Comedy is a matter of personal preferences, and as such, the success or failure of a sketch show is always going to be up to personal preferences in comedy. So when looking at Blind Mirth’s last sketch show, Mirth Control, I found a weird intersection between two disparate comedic tastes of mine. And while this was unexpected, it certainly wasn’t unwelcome.
Because of the off the cuff nature of improv, sketch shows written by improv groups tend to lean towards silliness and absurdity in their comedic style, which is something I love. I like it when scenes can make fundamentally no sense in a realistic context but can still be funny because of their outlandishness.

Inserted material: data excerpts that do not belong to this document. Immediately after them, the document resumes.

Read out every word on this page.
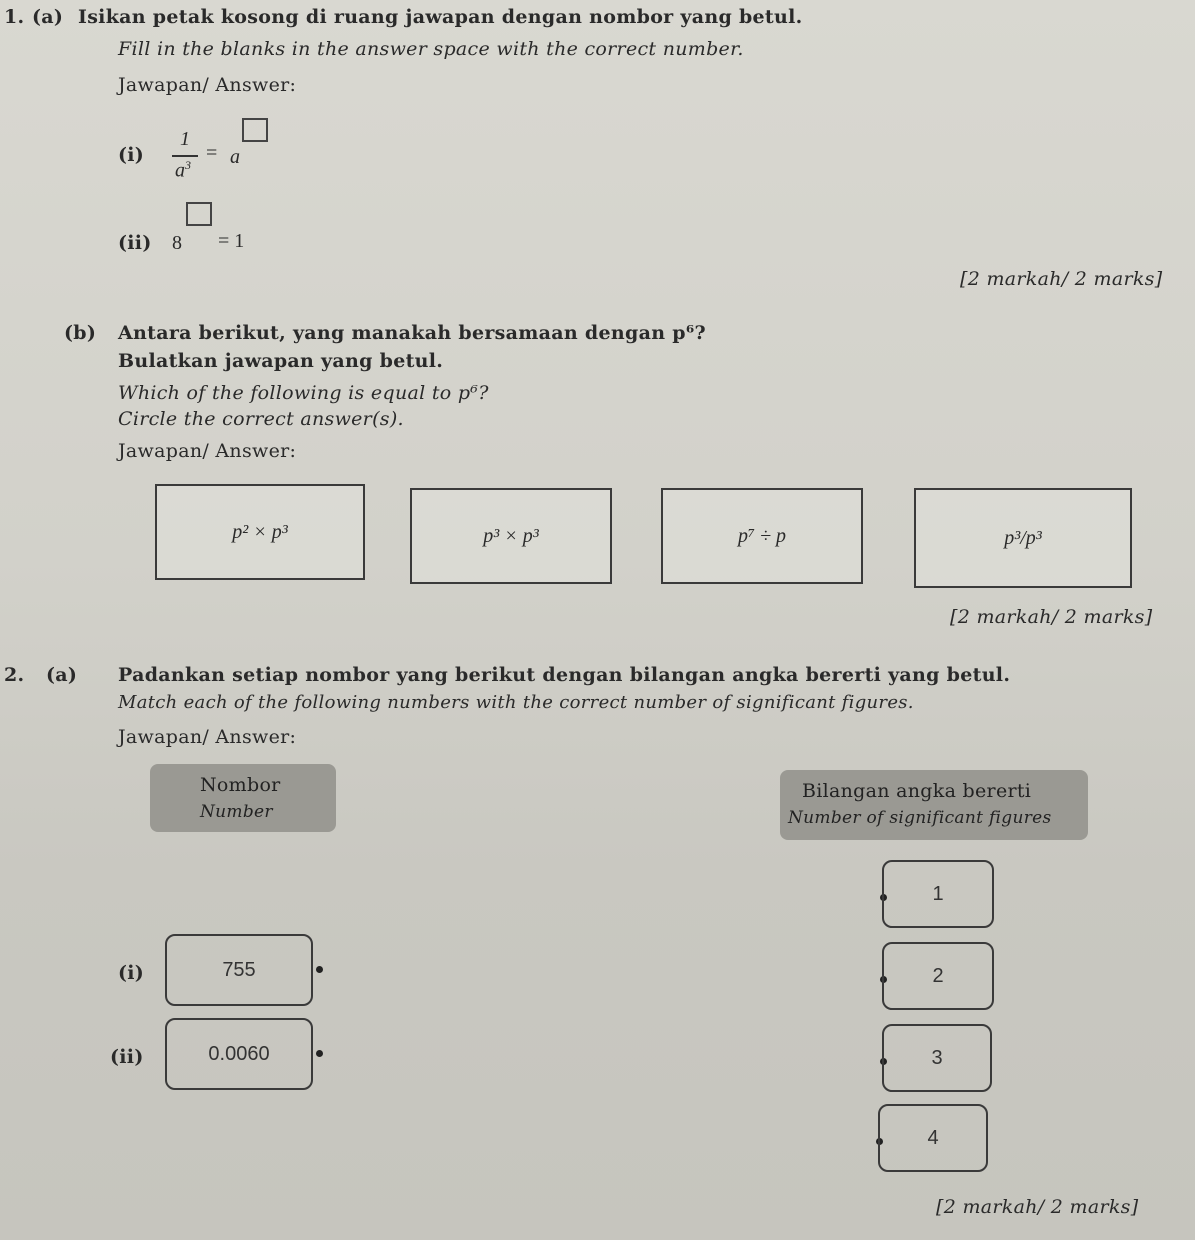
1. (a) Isikan petak kosong di ruang jawapan dengan nombor yang betul.
Fill in the blanks in the answer space with the correct number.
Jawapan/ Answer:
(i)
1
$a^3$
= a
(ii) 8 = 1
[2 markah/ 2 marks]
(b) Antara berikut, yang manakah bersamaan dengan p⁶?
Bulatkan jawapan yang betul.
Which of the following is equal to p⁶?
Circle the correct answer(s).
Jawapan/ Answer:
p² × p³	p³ × p³	p⁷ ÷ p	p³/p³
[2 markah/ 2 marks]
2. (a) Padankan setiap nombor yang berikut dengan bilangan angka bererti yang betul.
Match each of the following numbers with the correct number of significant figures.
Jawapan/ Answer:
Nombor
Number
Bilangan angka bererti
Number of significant figures
(i)	755
(ii)	0.0060
1
2
3
4
[2 markah/ 2 marks]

However, I also like sketch shows that are loud and in your face, that are grounded in a little bit of reality, but whose silliness is overstepped by its loudness. It’s like comparing Monty Python and the Whitest Kids U Know. Mirth Control sat between the two approaches
The sketches themselves had a wide range of subject matter, from primary school sports days in times of political turmoil, to Dragon’s Den in the stone age, to the process of exercising a demon. Many of these sketches kept the loose, improvisational feel of an average Blind mirth evening, just with a little bit more structure to them. Others, on the other hand, moved away from the silliness, and towards a bit louder, more in your face comedy. I’m not one to be offended by a few Nazi jokes, but there were definitely a lot of them, to the point that it bordered on excess.
Despite straying from the lighthearted silliness that Blind Mirth is known for, Mirth Control was still a hilarious sketch show. I spent half the time doubled over from laughter. Props go out to the whole team, especially to Harrison Roberts, who stole every moment he was on stage. All in all, Mirth Control might not have been Blind Mirth’s strongest show, but it was definitely a good time.